Tanah
(Air) untuk Rakyat
Syamsuddin Haris,
PROFESOR
RISET LEMBAGA ILMU PENGETAHUAN INDONESIA (LIPI)
Sumber
: KOMPAS, 19 Januari 2012
Mungkinkah sebuah negara-bangsa besar seperti
negeri kita ini bisa bertahan di tengah persaingan global yang cenderung saling
menisbikan dewasa ini jika terus-menerus menafikan hak-hak sosial dan ekonomi
rakyatnya? Adakah arti politik, demokrasi, dan pemerintahan jika rakyat tidak
merasa turut serta di dalamnya?
Persoalan-persoalan besar dan krusial di
balik pertanyaan-pertanyaan di atas tampaknya harus dipahami sebagai akar
masalah di balik meningkatnya gelombang demonstrasi, unjuk rasa, dan bahkan
perlawanan berbagai elemen masyarakat terhadap negara akhir-akhir ini. Sangat
jelas bahwa yang diperlukan rakyat bukan sekadar hak-hak politik dan kebebasan
sipil, melainkan jauh lebih luas dan mendasar. Rakyat butuh hak-hak dasarnya
dilindungi oleh negara, termasuk di dalamnya hak hidup layak, hak atas
pekerjaan, hak atas jaminan sosial, hak memeluk agama dan kepercayaan yang
berbeda, dan seterusnya.
Meski semua hak itu sudah termuat lengkap
dalam konstitusi kita, negara seolah-olah tak berdaya melindunginya. Dalam
banyak konflik agraria, sejak kasus Jenggawah, Jember (1978), hingga Mesuji,
Lampung-Sumatera Selatan, dan Bima, NTB (2011), akar persoalan pada dasarnya
belum bergeser, yakni kegagalan negara melindungi dan menyantuni rakyat.
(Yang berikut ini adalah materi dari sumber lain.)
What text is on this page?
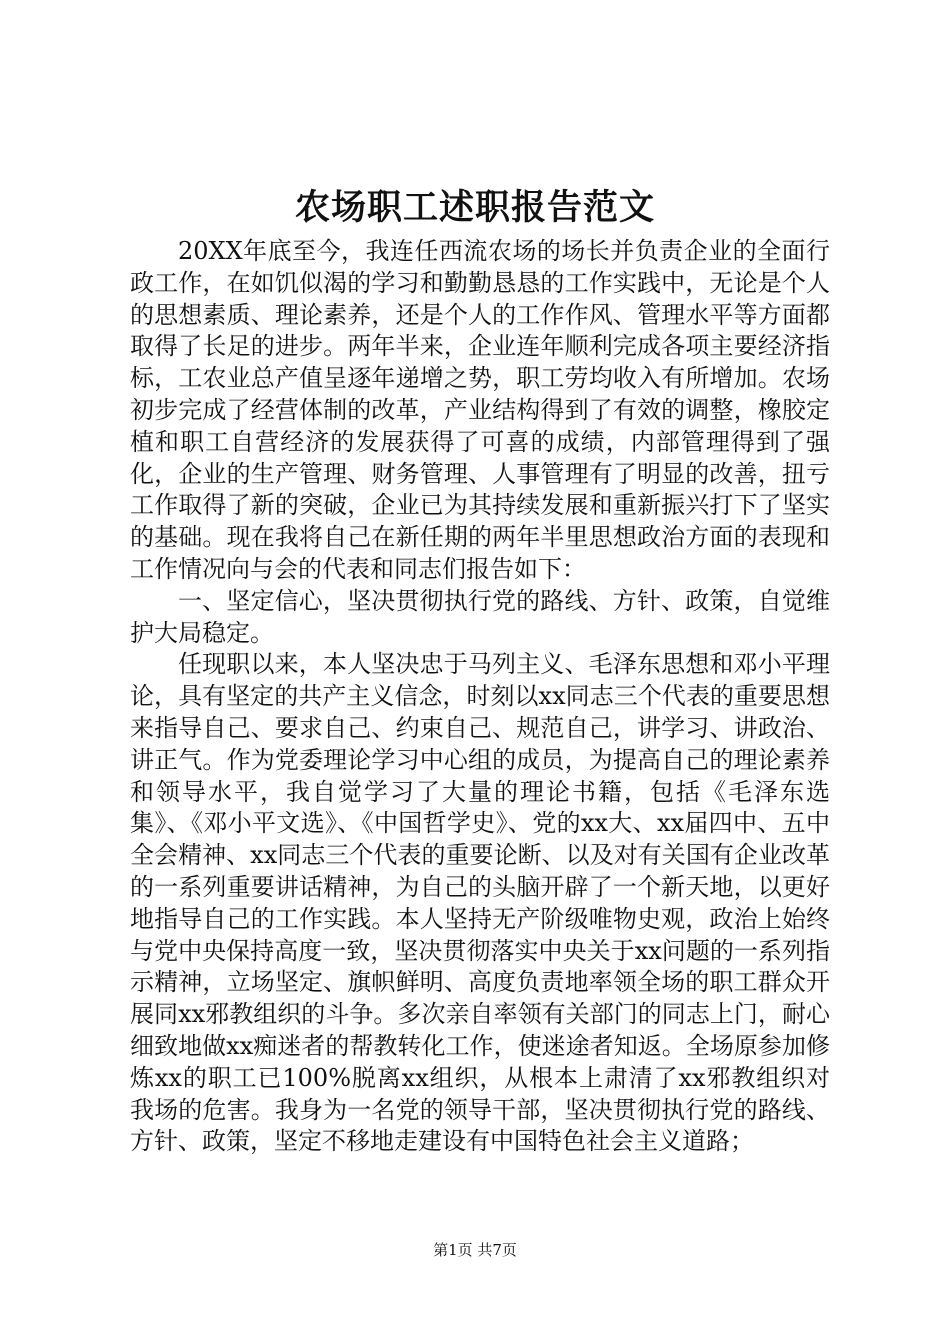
农场职工述职报告范文

20XX年底至今，我连任西流农场的场长并负责企业的全面行政工作，在如饥似渴的学习和勤勤恳恳的工作实践中，无论是个人的思想素质、理论素养，还是个人的工作作风、管理水平等方面都取得了长足的进步。两年半来，企业连年顺利完成各项主要经济指标，工农业总产值呈逐年递增之势，职工劳均收入有所增加。农场初步完成了经营体制的改革，产业结构得到了有效的调整，橡胶定植和职工自营经济的发展获得了可喜的成绩，内部管理得到了强化，企业的生产管理、财务管理、人事管理有了明显的改善，扭亏工作取得了新的突破，企业已为其持续发展和重新振兴打下了坚实的基础。现在我将自己在新任期的两年半里思想政治方面的表现和工作情况向与会的代表和同志们报告如下：

一、坚定信心，坚决贯彻执行党的路线、方针、政策，自觉维护大局稳定。

任现职以来，本人坚决忠于马列主义、毛泽东思想和邓小平理论，具有坚定的共产主义信念，时刻以xx同志三个代表的重要思想来指导自己、要求自己、约束自己、规范自己，讲学习、讲政治、讲正气。作为党委理论学习中心组的成员，为提高自己的理论素养和领导水平，我自觉学习了大量的理论书籍，包括《毛泽东选集》、《邓小平文选》、《中国哲学史》、党的xx大、xx届四中、五中全会精神、xx同志三个代表的重要论断、以及对有关国有企业改革的一系列重要讲话精神，为自己的头脑开辟了一个新天地，以更好地指导自己的工作实践。本人坚持无产阶级唯物史观，政治上始终与党中央保持高度一致，坚决贯彻落实中央关于xx问题的一系列指示精神，立场坚定、旗帜鲜明、高度负责地率领全场的职工群众开展同xx邪教组织的斗争。多次亲自率领有关部门的同志上门，耐心细致地做xx痴迷者的帮教转化工作，使迷途者知返。全场原参加修炼xx的职工已100%脱离xx组织，从根本上肃清了xx邪教组织对我场的危害。我身为一名党的领导干部，坚决贯彻执行党的路线、方针、政策，坚定不移地走建设有中国特色社会主义道路；

第1页 共7页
Dalam
era otoriter rezim Orde Baru, konflik Jenggawah bisa dianggap ”wajar” karena
penyelenggara negara yang dipimpin Soeharto bukan hanya tidak memiliki
legitimasi dan mandat rakyat, melainkan juga berkuasa atas nama otoritarianisme
itu sendiri.
Ironisnya, ketika demokrasi sudah direbut
serta para pemimpin dan penyelenggara negara di pusat dan daerah telah dipilih
secara langsung, negara sering kali tidak hadir membela dan melindungi hak-hak
sosial dan ekonomi rakyat. Tidak jarang negara—baik dalam wujud pemerintah,
parlemen, maupun aparat negara lainnya—justru melarikan diri dari tanggung
jawab mereka. Mulai dari Jenggawah hingga Mesuji dan Bima, nasib dan status
rakyat negeri ini tidak berubah. Sebagai pemilik sah atas Tanah Air, mereka dicurigai,
diintimidasi, dan dikejar-kejar aparat negara yang bersekongkol dengan
agen-agen jaringan kapitalisme global.
Kaum Penjahat
Gelombang unjuk rasa dan demonstrasi menuntut
pemenuhan hak-hak dasar rakyat yang kerap muncul belakangan ini tak akan terjadi
seandainya bangsa ini memiliki para pemimpin dan penyelenggara negara yang
bertanggung jawab. Sehebat apa pun demokrasi yang kita bangun, tak akan ada
artinya jika pemilihan umum dan pemilihan kepala daerah hanya menghasilkan para
penguasa kerdil yang hanya berpikir picik untuk terus memperbesar perut buncit
mereka. Apalagi, sudah lazim diketahui, demokrasi tanpa kepemimpinan hampir
pasti berbuahkan anarki di tingkat massa dan pemaksaan kehendak di tingkat
elite.
Pengalaman lebih dari satu dekade praktik
demokrasi pasca-rezim otoriter Orde Baru memperlihatkan tidak adanya upaya
serius partai-partai politik melembagakan demokrasi yang berkepemimpinan.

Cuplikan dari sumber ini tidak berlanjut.